2018年10月 4日 00:00
「一発屋」というと、皆さん1回きりのヒットで後が続かない歌手やお笑い芸人を思い起こすことでしょう。
これと同じような現象は、ビジネスの世界でも珍しい事ではありません。
例えば、鳴り物入りで入社してきた営業マンですが、最初はこれまでの人脈を駆使して売りまくります。
しかし、数ヶ月もするとピタッと成績が伸びなくなり、その後はゼロを飛ばすだけとなる人がいます。
企画や新事業推進でも、最初は新しいアイデアを次々と出すのですが、そのうちピタッと出なくなってしまう人がいます。
外部から役員候補として入ったものの、元気を振りまいていたのは最初だけで、半年もしないうちに能力の絶対値や人間性を見極められ重要なポジションから外されてしまう人もいます。
さて、何故こういう現象が起こるのでしょうか?
もっとも可能性が高いのは、その人の思考パターンがスポット思考であるということです。
スポット思考とは、継続した流れやゴールを考えることができず、今だけを考えて行動を行ってしまう思考です。
したがって、長期スパンでの戦略を策定しで計画的に動くのではなく、今この瞬間だけの思い付きと自身の思い込みだけによって動くのです。
この人は、今がすべてですから持てるカードを短期間に出し切ってしまいます。
つまり、結果として持てる人脈やネタが切れた時点で終息してしまい、その後は鳴かず飛ばずで誰からも相手にされなくなってしまうのです。
不思議な事に、後がない人ほど何度促しても計画を自ら策定しようとしないのです、例え策定したとしても一環とした戦略が見えない思い付きだけの空想リストに過ぎません。
対して長期戦略を思考し実戦できる人は、5年先まで見通した3段ロケット方式での戦略推進を行います。
この推進方式は周囲に圧倒的な強さを見せつけるだけではなく、長期に渡る結果を確実に残します。
まず1段目として推進開始時には爆発力だけで一気に推進します、この瞬発力とスピードは緻密な計画に基づいた確実な準備がエネルギー源です。
事業サイトや企画書に提案書などの営業ツールなど、これまで極秘裏に進めてきた事項全てを複数同時に一気に公開します。
そして2段目はこれらを基にして初めて活動を開始するのですが、ここで重要なのは確実な見込み客ではなく確度50%以下の難しい案件から入ることです。
確度が低い案件は各種の要望や障害となるものが表面化します、実はこれを把握するのが目的なのです。

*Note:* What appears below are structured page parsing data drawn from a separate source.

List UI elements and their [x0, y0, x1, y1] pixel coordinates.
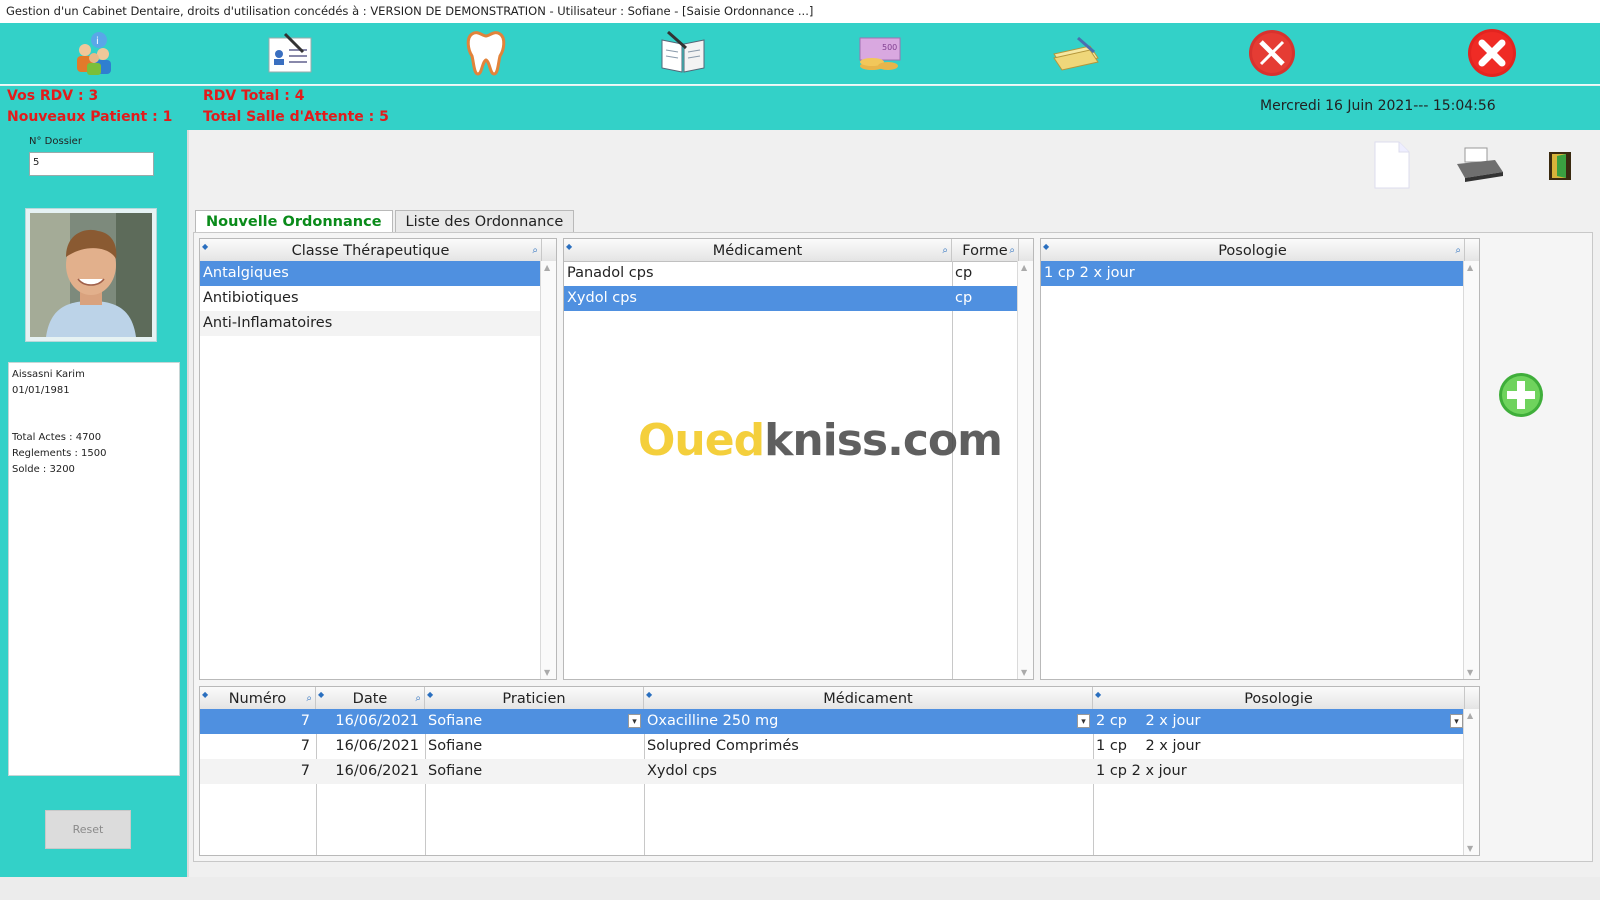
- scrollbar[interactable]: ▲ ▼: [1017, 261, 1033, 679]
- list-item[interactable]: Anti-Inflamatoires: [200, 311, 542, 336]
- sort-icon[interactable]: ◆: [318, 687, 324, 707]
- patient-name: Aissasni Karim: [12, 369, 85, 380]
- search-icon[interactable]: ⌕: [942, 239, 948, 263]
- list-item[interactable]: 1 cp 2 x jour: [1041, 261, 1465, 286]
- patient-info-box: Aissasni Karim 01/01/1981 Total Actes : …: [8, 362, 180, 776]
- search-icon[interactable]: ⌕: [306, 687, 312, 711]
- grid-header: ◆ Posologie ⌕: [1041, 239, 1479, 262]
- printer-icon[interactable]: [1455, 144, 1505, 188]
- chevron-down-icon[interactable]: ▾: [1450, 714, 1463, 728]
- new-document-icon[interactable]: [1371, 140, 1411, 190]
- search-icon[interactable]: ⌕: [1009, 239, 1015, 263]
- tools-icon[interactable]: [1246, 27, 1298, 79]
- vos-rdv: Vos RDV : 3: [7, 88, 99, 104]
- sort-icon[interactable]: ◆: [1043, 239, 1049, 259]
- datetime-display: Mercredi 16 Juin 2021--- 15:04:56: [1260, 98, 1496, 114]
- patients-icon[interactable]: i: [68, 27, 120, 79]
- chevron-down-icon[interactable]: ▾: [1077, 714, 1090, 728]
- tab-strip: Nouvelle Ordonnance Liste des Ordonnance: [195, 210, 576, 232]
- sort-icon[interactable]: ◆: [646, 687, 652, 707]
- table-row[interactable]: Panadol cps cp: [564, 261, 1019, 286]
- table-row[interactable]: 7 16/06/2021 Sofiane Solupred Comprimés …: [200, 734, 1465, 759]
- dossier-icon[interactable]: [264, 27, 316, 79]
- column-header-classe[interactable]: ◆ Classe Thérapeutique ⌕: [200, 239, 542, 261]
- classe-therapeutique-grid: ◆ Classe Thérapeutique ⌕ Antalgiques Ant…: [199, 238, 557, 680]
- grid-header: ◆ Classe Thérapeutique ⌕: [200, 239, 556, 262]
- svg-text:i: i: [96, 36, 99, 47]
- tooth-icon[interactable]: [460, 27, 512, 79]
- dossier-label: N° Dossier: [29, 136, 82, 147]
- column-header-numero[interactable]: ◆ Numéro ⌕: [200, 687, 316, 709]
- sort-icon[interactable]: ◆: [427, 687, 433, 707]
- main-panel: Nouvelle Ordonnance Liste des Ordonnance…: [187, 130, 1600, 877]
- book-icon[interactable]: [657, 27, 709, 79]
- column-header-medicament[interactable]: ◆ Médicament: [644, 687, 1093, 709]
- column-header-forme[interactable]: Forme ⌕: [952, 239, 1019, 261]
- add-icon[interactable]: [1497, 371, 1545, 419]
- chevron-down-icon[interactable]: ▾: [628, 714, 641, 728]
- column-header-date[interactable]: ◆ Date ⌕: [316, 687, 425, 709]
- exit-door-icon[interactable]: [1547, 150, 1573, 182]
- tab-nouvelle-ordonnance[interactable]: Nouvelle Ordonnance: [195, 210, 393, 232]
- status-bar: [0, 877, 1600, 900]
- search-icon[interactable]: ⌕: [1455, 239, 1461, 263]
- search-icon[interactable]: ⌕: [532, 239, 538, 263]
- table-row[interactable]: Xydol cps cp: [564, 286, 1019, 311]
- scrollbar[interactable]: ▲ ▼: [1463, 709, 1479, 855]
- window-title: Gestion d'un Cabinet Dentaire, droits d'…: [0, 0, 1600, 23]
- close-icon[interactable]: [1466, 27, 1518, 79]
- solde: Solde : 3200: [12, 464, 75, 475]
- reset-button[interactable]: Reset: [45, 810, 131, 849]
- main-toolbar: i 500: [0, 23, 1600, 85]
- table-row[interactable]: 7 16/06/2021 Sofiane ▾ Oxacilline 250 mg…: [200, 709, 1465, 734]
- list-item[interactable]: Antibiotiques: [200, 286, 542, 311]
- sort-icon[interactable]: ◆: [566, 239, 572, 259]
- grid-header: ◆ Numéro ⌕ ◆ Date ⌕ ◆ Praticien ◆ Médica…: [200, 687, 1479, 710]
- scrollbar[interactable]: ▲ ▼: [540, 261, 556, 679]
- sort-icon[interactable]: ◆: [1095, 687, 1101, 707]
- patient-sidebar: N° Dossier 5 Aissasni Karim 01/01/1981 T…: [0, 130, 187, 877]
- total-actes: Total Actes : 4700: [12, 432, 102, 443]
- svg-text:500: 500: [882, 43, 897, 52]
- sort-icon[interactable]: ◆: [202, 687, 208, 707]
- posologie-grid: ◆ Posologie ⌕ 1 cp 2 x jour ▲ ▼: [1040, 238, 1480, 680]
- salle-attente: Total Salle d'Attente : 5: [203, 109, 389, 125]
- sort-icon[interactable]: ◆: [202, 239, 208, 259]
- column-header-praticien[interactable]: ◆ Praticien: [425, 687, 644, 709]
- info-bar: Vos RDV : 3 Nouveaux Patient : 1 RDV Tot…: [0, 86, 1600, 130]
- patient-dob: 01/01/1981: [12, 385, 70, 396]
- search-icon[interactable]: ⌕: [415, 687, 421, 711]
- grid-header: ◆ Médicament ⌕ Forme ⌕: [564, 239, 1033, 262]
- column-header-medicament[interactable]: ◆ Médicament ⌕: [564, 239, 952, 261]
- scrollbar[interactable]: ▲ ▼: [1463, 261, 1479, 679]
- tab-liste-ordonnance[interactable]: Liste des Ordonnance: [394, 210, 575, 232]
- rdv-total: RDV Total : 4: [203, 88, 305, 104]
- patient-photo: [25, 208, 157, 342]
- payment-icon[interactable]: [1050, 27, 1102, 79]
- column-header-posologie[interactable]: ◆ Posologie ⌕: [1041, 239, 1465, 261]
- nouveaux-patient: Nouveaux Patient : 1: [7, 109, 173, 125]
- column-header-posologie[interactable]: ◆ Posologie: [1093, 687, 1465, 709]
- list-item[interactable]: Antalgiques: [200, 261, 542, 286]
- ordonnance-grid: ◆ Numéro ⌕ ◆ Date ⌕ ◆ Praticien ◆ Médica…: [199, 686, 1480, 856]
- table-row[interactable]: 7 16/06/2021 Sofiane Xydol cps 1 cp 2 x …: [200, 759, 1465, 784]
- dossier-input[interactable]: 5: [29, 152, 154, 176]
- money-icon[interactable]: 500: [853, 27, 905, 79]
- watermark: Ouedkniss.com: [638, 415, 1003, 466]
- tab-panel: ◆ Classe Thérapeutique ⌕ Antalgiques Ant…: [193, 232, 1593, 862]
- reglements: Reglements : 1500: [12, 448, 107, 459]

ここで出てきた要望や障害は即座に軌道修正して行きます、またこういった誠意や機動力を見せる事で確度50%以下の案件を幾つか拾うことも可能となります。
最後の3段目は、ここで初めて何も説明しなくても信用力だけで採用してもらえる切り札的な相手に話を持って行きます。

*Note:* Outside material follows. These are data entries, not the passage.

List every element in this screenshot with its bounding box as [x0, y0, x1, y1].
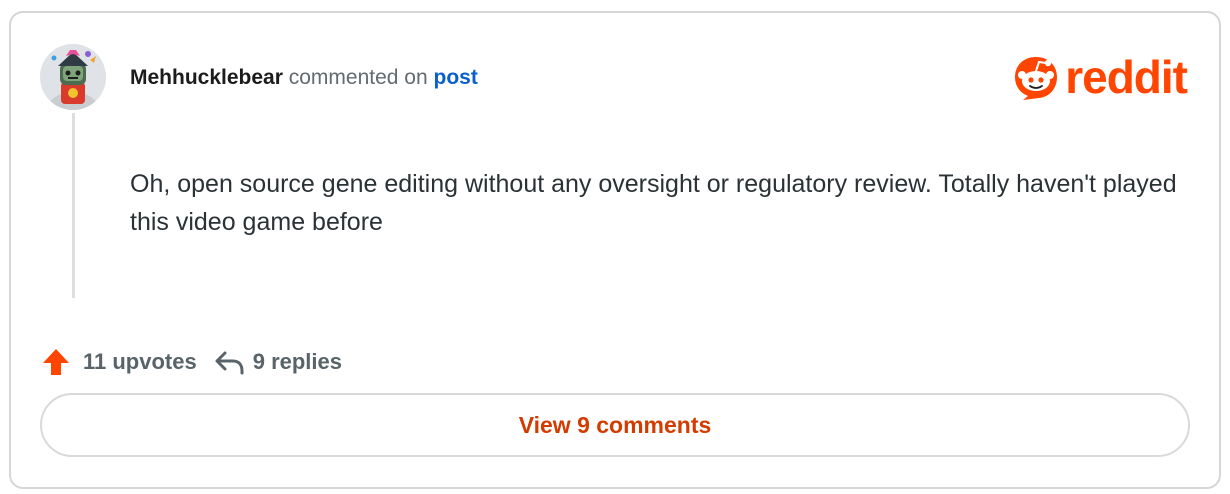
comment-header: Mehhucklebear commented on post [130, 65, 478, 91]
reply-arrow-icon[interactable] [213, 347, 245, 377]
reddit-snoo-icon [1015, 57, 1058, 100]
comment-body: Oh, open source gene editing without any… [130, 170, 1177, 236]
comment-footer: 11 upvotes 9 replies [41, 347, 342, 377]
upvote-arrow-icon[interactable] [41, 347, 71, 377]
view-comments-button[interactable]: View 9 comments [40, 393, 1190, 457]
action-text: commented on [288, 66, 428, 89]
username[interactable]: Mehhucklebear [130, 66, 283, 89]
comment-embed-card: Mehhucklebear commented on post reddit O… [9, 11, 1221, 489]
upvote-count: 11 upvotes [83, 349, 197, 374]
reddit-logo[interactable]: reddit [1011, 51, 1188, 103]
avatar[interactable] [40, 44, 106, 110]
post-link[interactable]: post [434, 66, 478, 89]
reddit-wordmark: reddit [1065, 51, 1188, 103]
avatar-image [40, 44, 106, 110]
thread-line [72, 113, 75, 298]
reply-count[interactable]: 9 replies [253, 349, 342, 375]
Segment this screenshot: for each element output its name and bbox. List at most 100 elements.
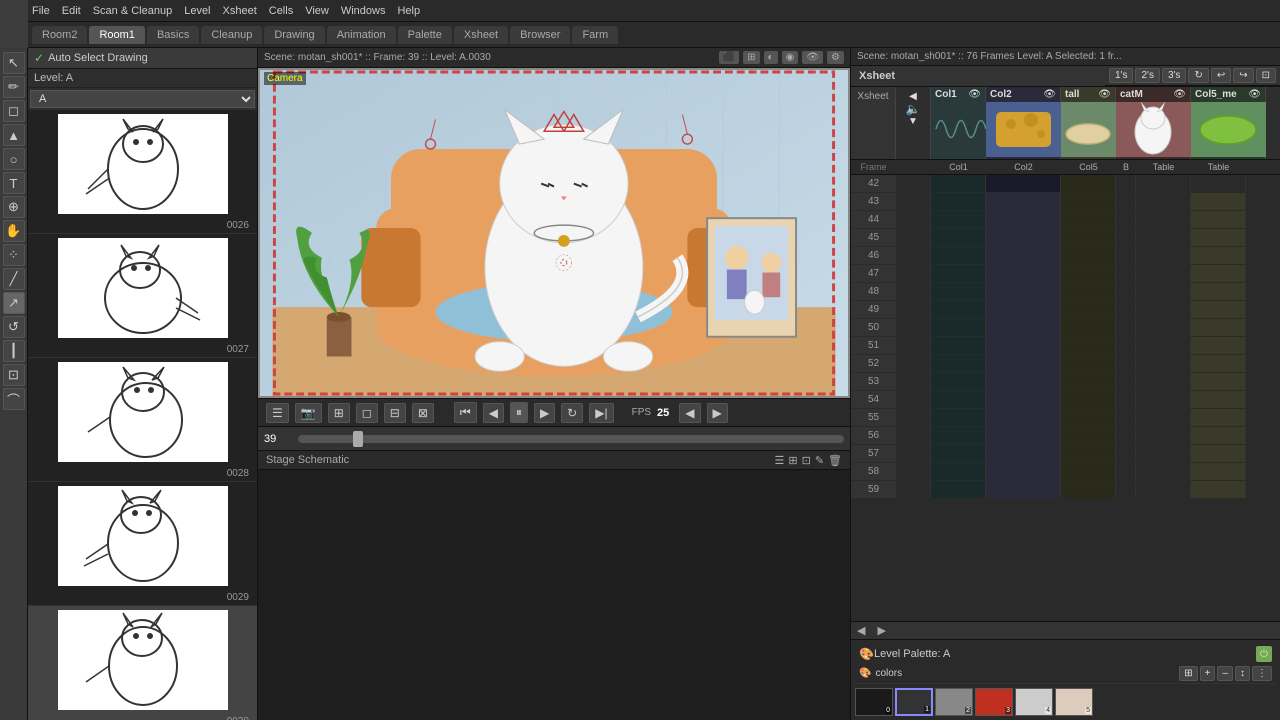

この段階になれば、スケジュールと成果を見ながら余裕で事業スピードも売上もコントロール可能になります。
月末にどうしても成果が欲しいときなどにも有益に機能しますので、資金的なことも織り込んで推進する事ができます。
そして、切り札的な要素が出尽くす前に、この切り札人脈から紹介を受け次々に顧客層を波紋状に、まるでビッグバンを起こすかのように広げていくのです。

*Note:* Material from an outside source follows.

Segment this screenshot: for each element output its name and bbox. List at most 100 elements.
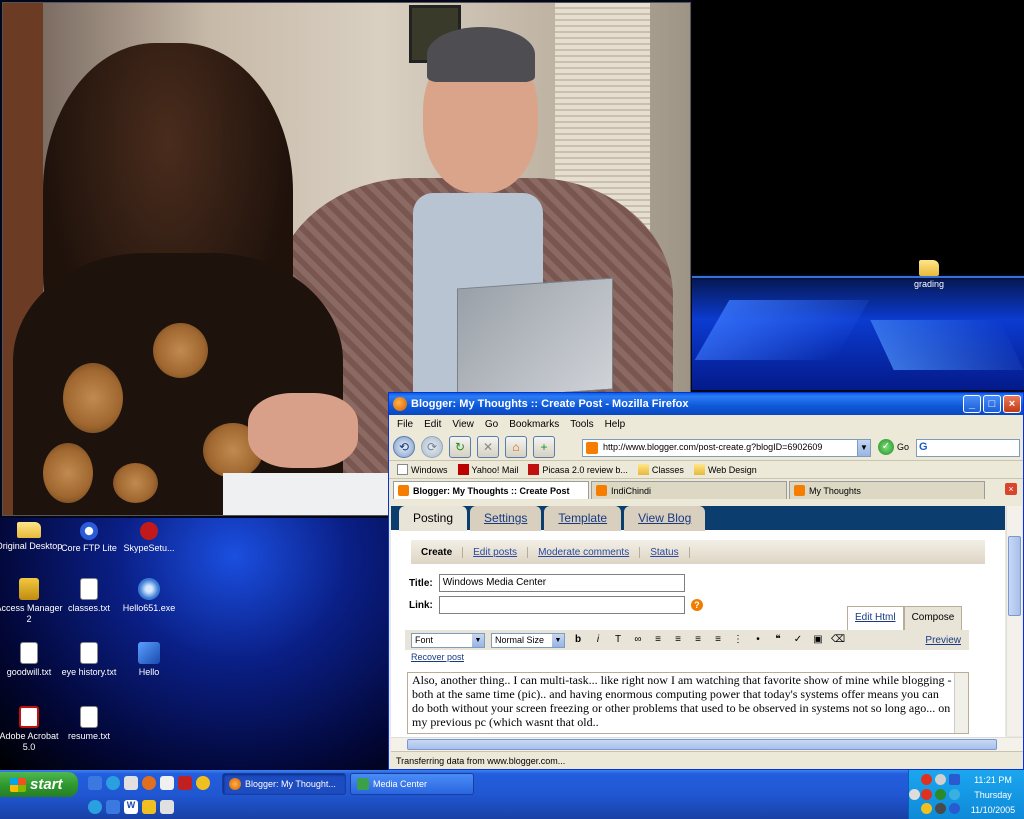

冒頭の人は、この3段目に本来使うべき切り札を無計画にも最初に一気に出しきってしまっているのです。
だから、最初だけで後が続かないのは当たり前なのです、更にはそこから広げられるはずの周囲が見えていませんから常に単発で終わるのです。
だから、切り札を出し切ったとしても単発の連続ですから、驚くような大きな成果も出ません。
更には周囲には、必死にやっていても「小出し」していると思われてしまい、せっかくの成果も評価されないのです。
何事も、長期スパンの熟成された戦略策定と充分な準備を怠らないこととです、そして一度動き出したら成功シナリオに基づいた計画的な行動を粛々と繰り出す事が肝要なのです。